The problem for Europe, and for Germany in particular, in measuring how far the merging of sovereignty can go remains that balancing act. German political thinking has always been centered on the construction of a strong European Union. But as Germany’s role as the economic hegemon in Europe has strengthened over the past decade, its leadership is troubled with trying to articulate the right equation between its interests and those of its European partners. It is as if Germany is trying to become only a little bit pregnant with regard to the necessity of creating a full European monetary and fiscal policy structure. This has been aggravated by increasing distance between Germany and its most important partner—France, which has been experiencing its own severe economic challenges—and by espousing different economic policies for the euro zone.

In addition, the disparity in the members of the euro zone in terms of growth, unemployment, or productivity has added to the political tensions within member states of the euro zone as well as between euro zone partners. That in turn created political uncertainty within the governments of so many of these countries and had therefore contributed to the problems in dealing with their own economic policies in the presence of a increasingly demanding Berlin.

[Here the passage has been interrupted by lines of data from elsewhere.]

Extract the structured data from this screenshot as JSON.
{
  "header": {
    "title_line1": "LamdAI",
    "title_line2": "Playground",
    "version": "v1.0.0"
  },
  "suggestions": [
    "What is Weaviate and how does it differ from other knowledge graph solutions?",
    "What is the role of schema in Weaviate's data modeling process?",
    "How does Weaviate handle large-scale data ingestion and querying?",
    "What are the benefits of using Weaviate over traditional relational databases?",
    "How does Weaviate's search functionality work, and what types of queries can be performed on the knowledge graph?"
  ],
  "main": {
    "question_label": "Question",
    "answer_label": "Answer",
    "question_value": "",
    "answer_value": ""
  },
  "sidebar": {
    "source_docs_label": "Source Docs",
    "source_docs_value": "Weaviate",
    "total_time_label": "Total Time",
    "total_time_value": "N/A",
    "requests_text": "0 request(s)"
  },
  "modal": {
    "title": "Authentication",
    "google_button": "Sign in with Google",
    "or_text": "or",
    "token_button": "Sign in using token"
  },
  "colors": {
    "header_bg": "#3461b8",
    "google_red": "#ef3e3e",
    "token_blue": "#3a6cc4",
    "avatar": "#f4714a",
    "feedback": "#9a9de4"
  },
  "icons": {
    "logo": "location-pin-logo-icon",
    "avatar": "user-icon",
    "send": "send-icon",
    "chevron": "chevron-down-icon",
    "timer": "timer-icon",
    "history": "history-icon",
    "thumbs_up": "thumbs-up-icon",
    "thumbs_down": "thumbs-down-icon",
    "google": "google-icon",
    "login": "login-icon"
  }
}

Meanwhile, Germany is also having difficulty adjusting to its elevated role as a economic and political power in Europe, particularly among the many crises emerging outside of the euro zone, such as the case in Ukraine and dealing with Russia. He describes Berlin’s struggle to define its leadership role when it seems to be in a quandary about how much economic influence it wishes to exercise and the reticence it feels to exercise political leadership in the geopolitical arena.

Meiers has essentially identified the transition Germany is making in its overall role in Europe. And it is not an easy one.

He describes the fundamental questions Germany faces as follows: how does Germany’s behavior determine the stability and success of the euro zone economy as a whole, from which it benefits so much and for which there are so many large responsibilities? While he suggests that the combination of fiscal, monetary, and structural policies are going to have to find more synergy to make the euro zone and indeed the European project stronger than it currently is, he believes that the strategy of Merkel’s cautious, step-by-step approach to these challenges may not be enough to adjust to what he refers to as the “new normal,” where compromises need to be accompanied by difficult decisions, particularly if Europe is going to aspire to achieving a union, even if it is not quite perfect.

Meiers lays out what that could look like: “A more perfect monetary union calls for a full banking union with significant risk sharing elements such as euro zone-wide bank resolution regime and a deposit and guarantee fund and a fiscal union that can absorb idiosyncratic shocks to specific member states by the federal budget.”

Just how Merkel can find her usual middle way between achieving a more effective monetary union, while the decision-making process she leads stays based in a national framework, remains to be seen. But it suggests that she has to come up with an answer as she faces another test of her political leadership, just as she faces another election in 2017.

The views expressed are those of the author(s) alone. They do not necessarily reflect the views of the American-German Institute.